Virtual-organism toy-model as a tool to develop bioinformatics approaches of Systems Biology for medical-target discovery

TL;DR

This paper introduces a simplified virtual organism model based on physiological rules to aid in developing bioinformatics tools for Systems Biology, aiming to improve understanding of human cell complexity with less data.

Contribution

It presents a novel toy-model of a virtual organism that combines topological and functional analysis to facilitate easier and more effective study of biological systems.

Findings

Combining topological and functional analysis improves virtual organism understanding.

The model requires less input data for meaningful insights.

Potential to enhance real-life biological research and target discovery.

Abstract

Systems Biology has emerged in the last years as a new holistic approach based on the global understanding of cells instead of only being focused on their individual parts (genes or proteins), to better understand the complexity of human cells.
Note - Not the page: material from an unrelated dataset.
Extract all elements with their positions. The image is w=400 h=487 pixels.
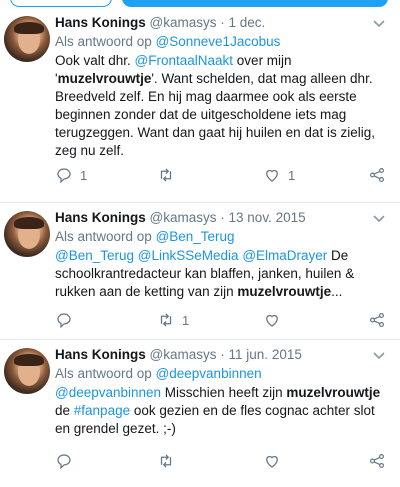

Since the Systems Biology still does not provide the most accurate answers to our questions due to the complexity of cells and the limited quality of available information to perform a good gene/protein map analysis, we have created simpler models to ensure easier analysis of the map that represents the human cell. Therefore, a virtual organism has been designed according to the main physiological rules for humans in order to replicate the human organism and its vital functions. This toy model was constructed by defining the topology of its genes/proteins and the biological functions associated to it. There are several examples of these toy models that emulate natural processes to perform analysis of the virtual life in order to design the best strategy to understand real life. The strategy applied in this study combines topological and functional analysis integrating the knowledge about the relative position of a node among the others in the map with the conclusions generated by mathematical models that reproduce functional data of the virtual organism. Our results demonstrate that the combination of both strategies allows better understanding of our virtual organism even with the lower input of information needed and therefore it can be a potential tool to better understand the real life.